While St Johns and Gulf supply disruptions will provide a near-term fillip to prompt WTI, however, based on the dwindling global spare capacity narrative this rally could continue. And we don’t have to look much further than China ‘s policy efforts to bolster that view. Over the medium to long-term, it’s not too much of a stretch to assume more policy easing measures and increased infrastructure spending after China economy expanded at the slowest pace on record last month. So, for oil markets and commodities in general, the positive effects of China’s monetary and fiscal ambition could be significant.

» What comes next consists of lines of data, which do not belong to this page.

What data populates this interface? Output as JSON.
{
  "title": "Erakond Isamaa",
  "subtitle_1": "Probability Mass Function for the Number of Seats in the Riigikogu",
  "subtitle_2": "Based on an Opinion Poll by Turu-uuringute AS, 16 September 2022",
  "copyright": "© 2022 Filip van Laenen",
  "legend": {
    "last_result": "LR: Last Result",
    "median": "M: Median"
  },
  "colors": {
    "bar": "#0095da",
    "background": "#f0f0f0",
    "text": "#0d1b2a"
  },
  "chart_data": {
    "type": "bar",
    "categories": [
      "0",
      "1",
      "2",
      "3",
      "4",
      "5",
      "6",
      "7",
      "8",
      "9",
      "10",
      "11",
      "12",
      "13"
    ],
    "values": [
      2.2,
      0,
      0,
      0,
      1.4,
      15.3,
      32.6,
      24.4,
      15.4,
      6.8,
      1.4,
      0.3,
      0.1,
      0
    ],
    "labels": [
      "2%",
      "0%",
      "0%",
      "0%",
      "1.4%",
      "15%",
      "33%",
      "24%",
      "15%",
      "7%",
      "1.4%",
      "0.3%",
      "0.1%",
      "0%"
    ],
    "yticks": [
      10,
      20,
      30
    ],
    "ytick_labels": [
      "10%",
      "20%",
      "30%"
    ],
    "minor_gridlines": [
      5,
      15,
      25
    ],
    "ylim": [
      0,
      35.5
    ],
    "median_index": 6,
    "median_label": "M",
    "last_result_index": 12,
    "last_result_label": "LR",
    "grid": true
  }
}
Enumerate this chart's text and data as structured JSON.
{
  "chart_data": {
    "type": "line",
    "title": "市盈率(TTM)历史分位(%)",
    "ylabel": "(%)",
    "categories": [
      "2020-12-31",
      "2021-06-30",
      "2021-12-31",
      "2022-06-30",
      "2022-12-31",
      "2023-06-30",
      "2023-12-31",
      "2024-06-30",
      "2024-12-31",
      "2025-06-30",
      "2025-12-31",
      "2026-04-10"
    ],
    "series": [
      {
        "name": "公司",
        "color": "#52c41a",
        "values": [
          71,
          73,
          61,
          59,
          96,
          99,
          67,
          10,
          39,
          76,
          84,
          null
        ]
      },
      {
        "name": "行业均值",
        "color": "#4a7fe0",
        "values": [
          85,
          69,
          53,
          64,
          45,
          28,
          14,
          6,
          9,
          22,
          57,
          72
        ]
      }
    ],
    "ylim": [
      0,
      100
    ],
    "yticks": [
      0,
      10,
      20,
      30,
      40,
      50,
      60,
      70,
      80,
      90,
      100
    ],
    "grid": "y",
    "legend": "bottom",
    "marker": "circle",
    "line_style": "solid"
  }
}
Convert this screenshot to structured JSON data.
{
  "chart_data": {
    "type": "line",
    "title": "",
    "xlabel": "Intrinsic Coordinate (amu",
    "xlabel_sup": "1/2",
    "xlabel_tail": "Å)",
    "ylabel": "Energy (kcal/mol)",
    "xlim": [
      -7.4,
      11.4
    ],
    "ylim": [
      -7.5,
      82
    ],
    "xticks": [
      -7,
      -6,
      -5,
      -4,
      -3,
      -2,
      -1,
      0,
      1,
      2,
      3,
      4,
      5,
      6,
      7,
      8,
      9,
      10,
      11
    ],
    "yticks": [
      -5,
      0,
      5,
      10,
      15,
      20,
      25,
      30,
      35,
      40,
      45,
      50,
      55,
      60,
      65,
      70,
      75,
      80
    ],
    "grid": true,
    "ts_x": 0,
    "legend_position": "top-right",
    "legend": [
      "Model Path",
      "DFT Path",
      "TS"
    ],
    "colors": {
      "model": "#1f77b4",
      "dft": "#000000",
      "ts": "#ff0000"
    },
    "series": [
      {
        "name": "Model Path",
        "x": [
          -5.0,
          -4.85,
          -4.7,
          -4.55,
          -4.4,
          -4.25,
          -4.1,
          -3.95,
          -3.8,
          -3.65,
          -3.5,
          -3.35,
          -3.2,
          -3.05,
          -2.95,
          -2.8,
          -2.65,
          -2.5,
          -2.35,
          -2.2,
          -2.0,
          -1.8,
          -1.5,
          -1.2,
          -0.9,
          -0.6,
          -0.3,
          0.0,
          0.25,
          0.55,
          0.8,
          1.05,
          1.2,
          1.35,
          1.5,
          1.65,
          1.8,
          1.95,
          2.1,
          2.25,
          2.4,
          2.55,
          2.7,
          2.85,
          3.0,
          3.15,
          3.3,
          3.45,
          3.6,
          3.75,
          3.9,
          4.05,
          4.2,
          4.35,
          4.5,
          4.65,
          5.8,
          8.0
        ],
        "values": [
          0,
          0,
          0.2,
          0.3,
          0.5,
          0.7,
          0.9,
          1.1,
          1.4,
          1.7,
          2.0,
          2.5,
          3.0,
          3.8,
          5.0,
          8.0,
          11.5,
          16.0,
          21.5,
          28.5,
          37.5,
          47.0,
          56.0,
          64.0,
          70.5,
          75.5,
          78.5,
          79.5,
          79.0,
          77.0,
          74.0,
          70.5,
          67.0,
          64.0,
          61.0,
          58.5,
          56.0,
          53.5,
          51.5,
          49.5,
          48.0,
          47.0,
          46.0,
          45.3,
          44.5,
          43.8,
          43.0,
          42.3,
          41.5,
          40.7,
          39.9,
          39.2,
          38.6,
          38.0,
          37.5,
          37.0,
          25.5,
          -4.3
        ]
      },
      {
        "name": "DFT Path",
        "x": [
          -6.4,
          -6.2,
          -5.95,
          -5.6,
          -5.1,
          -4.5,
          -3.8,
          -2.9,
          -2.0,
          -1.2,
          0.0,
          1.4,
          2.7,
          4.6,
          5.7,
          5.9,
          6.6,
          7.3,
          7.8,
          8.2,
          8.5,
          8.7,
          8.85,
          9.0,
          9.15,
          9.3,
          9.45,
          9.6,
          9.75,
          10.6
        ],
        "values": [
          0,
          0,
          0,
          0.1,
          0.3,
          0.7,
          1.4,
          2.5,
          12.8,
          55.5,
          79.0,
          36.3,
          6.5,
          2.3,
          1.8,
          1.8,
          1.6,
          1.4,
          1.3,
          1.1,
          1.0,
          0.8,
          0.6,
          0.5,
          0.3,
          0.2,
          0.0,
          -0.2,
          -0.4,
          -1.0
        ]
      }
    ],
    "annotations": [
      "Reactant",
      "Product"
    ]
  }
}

But this brings us full circle to this week’s US inventory reports, while the markets were not overly sensitive to last weeks increases, given the focus is shifting to a more buoyant near-term supply narrative, there will be highted market focus.

Gold Markets

The markets again found themselves neck deep on oversold territory and with more chatter this morning about central bank purchases, the market is mulling. However, we’re still looking for confirmation on that Central Bank storyline. Update later but please call for any comments.

Currencies

Japanese Yen

With US yields providing a modicum of support but the sagging global equity markets have all but drained the life out the USDJPY battery. JPY traders were getting antsy as the 114 level was an immovable force given the sour equity market sentiment. When you start factoring in the negative implication of a move to 3.5-3.75 in UST’s its difficult to make a positive case for equity valuations. But the prospect of US-China discussion likely to deteriorate further in coming weeks, the 113.50 support gave way like a hot knife through butter,and with the markets on risk alert mode, no one is overly eager to get back on the USDJPY bullish bus.

Malaysian Ringgit

China and US Treasuries remain the primary focus for EM FX, and with US-China negotiation going nowhere, we should see more upside pressure on the regional currencies.